Весь год со своей мэнээсовской зарплаты она откладывала по грошику на высококультурную путевку по высокохудожественным монастырям, костелам и мечетям, заранее составляя для меня расписание, когда и по какому адресу я должен был посылать ей письма, и сама с каждой серьезной станции отправляла мне до востребования написанные дивным почерком со всеми нажимами и волосяными, пересыпанные множеством нелепых для глаза ласковых прозвищ описания всех попадавшихся ей на глаза достопримечательностей: «Со мной в купе едут две женщины.

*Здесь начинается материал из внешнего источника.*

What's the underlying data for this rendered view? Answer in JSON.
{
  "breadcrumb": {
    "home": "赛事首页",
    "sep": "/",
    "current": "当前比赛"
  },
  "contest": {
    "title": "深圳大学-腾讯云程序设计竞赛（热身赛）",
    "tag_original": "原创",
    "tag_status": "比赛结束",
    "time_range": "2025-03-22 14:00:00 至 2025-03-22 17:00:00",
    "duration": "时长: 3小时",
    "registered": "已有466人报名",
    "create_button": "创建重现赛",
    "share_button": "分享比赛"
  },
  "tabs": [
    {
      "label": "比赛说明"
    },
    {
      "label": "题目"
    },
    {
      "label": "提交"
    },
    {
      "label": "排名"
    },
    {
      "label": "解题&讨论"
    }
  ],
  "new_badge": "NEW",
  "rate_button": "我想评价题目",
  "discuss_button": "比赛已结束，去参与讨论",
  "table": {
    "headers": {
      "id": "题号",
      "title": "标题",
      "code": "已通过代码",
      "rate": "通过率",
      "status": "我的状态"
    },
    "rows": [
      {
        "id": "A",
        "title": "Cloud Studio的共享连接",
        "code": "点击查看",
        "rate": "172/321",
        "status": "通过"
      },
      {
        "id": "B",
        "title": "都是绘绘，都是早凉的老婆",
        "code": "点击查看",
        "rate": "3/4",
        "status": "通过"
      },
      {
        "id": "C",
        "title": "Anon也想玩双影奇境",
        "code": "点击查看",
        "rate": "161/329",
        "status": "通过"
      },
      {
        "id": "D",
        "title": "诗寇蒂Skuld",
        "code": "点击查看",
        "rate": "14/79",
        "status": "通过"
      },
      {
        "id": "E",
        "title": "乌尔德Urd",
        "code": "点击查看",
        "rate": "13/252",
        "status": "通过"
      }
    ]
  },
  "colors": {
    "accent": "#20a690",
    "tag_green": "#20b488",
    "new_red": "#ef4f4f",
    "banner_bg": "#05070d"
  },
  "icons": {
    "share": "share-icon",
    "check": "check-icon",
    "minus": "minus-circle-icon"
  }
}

Одна беспрерывно жалуется, что ее муж часто болеет, а другая отвечает: “Своя ноша не тянет”. Я на стороне второй. У первой черная юбка, какие сейчас никто не носит, а она считает, что у нее очень хороший вкус. Представляешь, черная юбка?» «Во Владимире мне очень понравилась богоматерь, кажется, Одигитрия: она чему-то учит ребеночка. Вот. Все время все тебе показываю. Мой любимый барсучок, барсучок, барсучок, барсучок!!!»
Но оказалось, что «мой» значило здесь не меньше «барсучка».

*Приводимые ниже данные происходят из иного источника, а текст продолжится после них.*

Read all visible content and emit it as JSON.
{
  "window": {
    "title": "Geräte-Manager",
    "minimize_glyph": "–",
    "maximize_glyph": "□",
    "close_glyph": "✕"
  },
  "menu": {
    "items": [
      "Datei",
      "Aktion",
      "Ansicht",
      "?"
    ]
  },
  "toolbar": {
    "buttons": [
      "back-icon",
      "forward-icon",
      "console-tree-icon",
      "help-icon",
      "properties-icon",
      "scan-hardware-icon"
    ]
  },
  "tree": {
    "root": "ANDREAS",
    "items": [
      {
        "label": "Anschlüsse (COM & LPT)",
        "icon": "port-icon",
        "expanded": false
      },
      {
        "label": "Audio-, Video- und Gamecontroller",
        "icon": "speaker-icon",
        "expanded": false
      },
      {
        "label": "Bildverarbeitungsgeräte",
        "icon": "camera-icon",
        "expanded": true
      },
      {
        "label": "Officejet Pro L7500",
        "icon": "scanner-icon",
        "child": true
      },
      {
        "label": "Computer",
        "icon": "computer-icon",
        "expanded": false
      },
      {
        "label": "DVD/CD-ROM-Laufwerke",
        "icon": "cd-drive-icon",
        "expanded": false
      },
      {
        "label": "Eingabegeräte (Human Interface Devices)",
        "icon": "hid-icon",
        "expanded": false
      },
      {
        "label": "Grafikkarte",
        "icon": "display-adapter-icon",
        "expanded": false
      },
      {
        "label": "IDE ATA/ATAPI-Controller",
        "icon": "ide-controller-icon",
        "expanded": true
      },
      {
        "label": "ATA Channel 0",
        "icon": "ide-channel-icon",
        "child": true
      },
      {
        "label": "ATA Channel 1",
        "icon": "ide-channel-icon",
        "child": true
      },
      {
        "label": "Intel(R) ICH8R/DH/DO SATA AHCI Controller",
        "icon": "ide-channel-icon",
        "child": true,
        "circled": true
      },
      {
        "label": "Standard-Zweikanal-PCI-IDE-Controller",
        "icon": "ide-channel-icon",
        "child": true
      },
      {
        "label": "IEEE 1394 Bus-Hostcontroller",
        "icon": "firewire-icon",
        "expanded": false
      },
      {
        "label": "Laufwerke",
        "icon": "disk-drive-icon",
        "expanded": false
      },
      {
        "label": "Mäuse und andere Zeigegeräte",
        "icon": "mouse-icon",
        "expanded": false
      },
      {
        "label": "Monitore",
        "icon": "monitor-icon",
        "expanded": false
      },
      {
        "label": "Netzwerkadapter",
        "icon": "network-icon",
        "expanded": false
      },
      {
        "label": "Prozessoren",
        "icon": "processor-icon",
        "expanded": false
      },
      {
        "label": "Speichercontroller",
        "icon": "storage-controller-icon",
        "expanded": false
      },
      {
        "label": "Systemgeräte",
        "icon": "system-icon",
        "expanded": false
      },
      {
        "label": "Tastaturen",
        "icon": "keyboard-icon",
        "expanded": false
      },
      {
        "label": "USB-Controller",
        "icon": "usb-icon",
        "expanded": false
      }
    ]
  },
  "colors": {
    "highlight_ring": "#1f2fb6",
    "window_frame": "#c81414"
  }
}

Когда жизнь ненадолго подбрасывала нам помещеньице, она немедленно принималась вить гнездо – подметать, расставлять собственные чашки, накрывать их салфетками… На самый худой конец старалась свить гнездо у меня на голове или на шее – связать мне шапочку или шарф взамен тех, что меня либо старят, либо излишне молодят. Дипломатические усилия, которых мне стоило отбиться от ее подарков, были сравнимы разве что с досадой, которую вызывали у меня ее вечные шпильки по адресу моего шмотья. Пока я наконец не понял, что истинной их мишенью была Катька, ну совершенно не умеющая и не желающая обо мне заботиться. Особенно острая и затяжная борьба у нас завязалась вокруг моих трусов – «семейных», хотя все приличные мужчины уже давно перешли на плавкообразные. «Как я объясню их появление?!» – допытывался я, уже наученный горьким опытом избегать слова «дом». «А что, ты никогда себе трусов не покупаешь?» – «До сих пор не покупал». – «Может, она и на горшок тебя сажает?» Кончилось тем, что я таскал ее трусы в портфеле и перед каждой нашей встречей переодевался в них чуть ли не в лифте.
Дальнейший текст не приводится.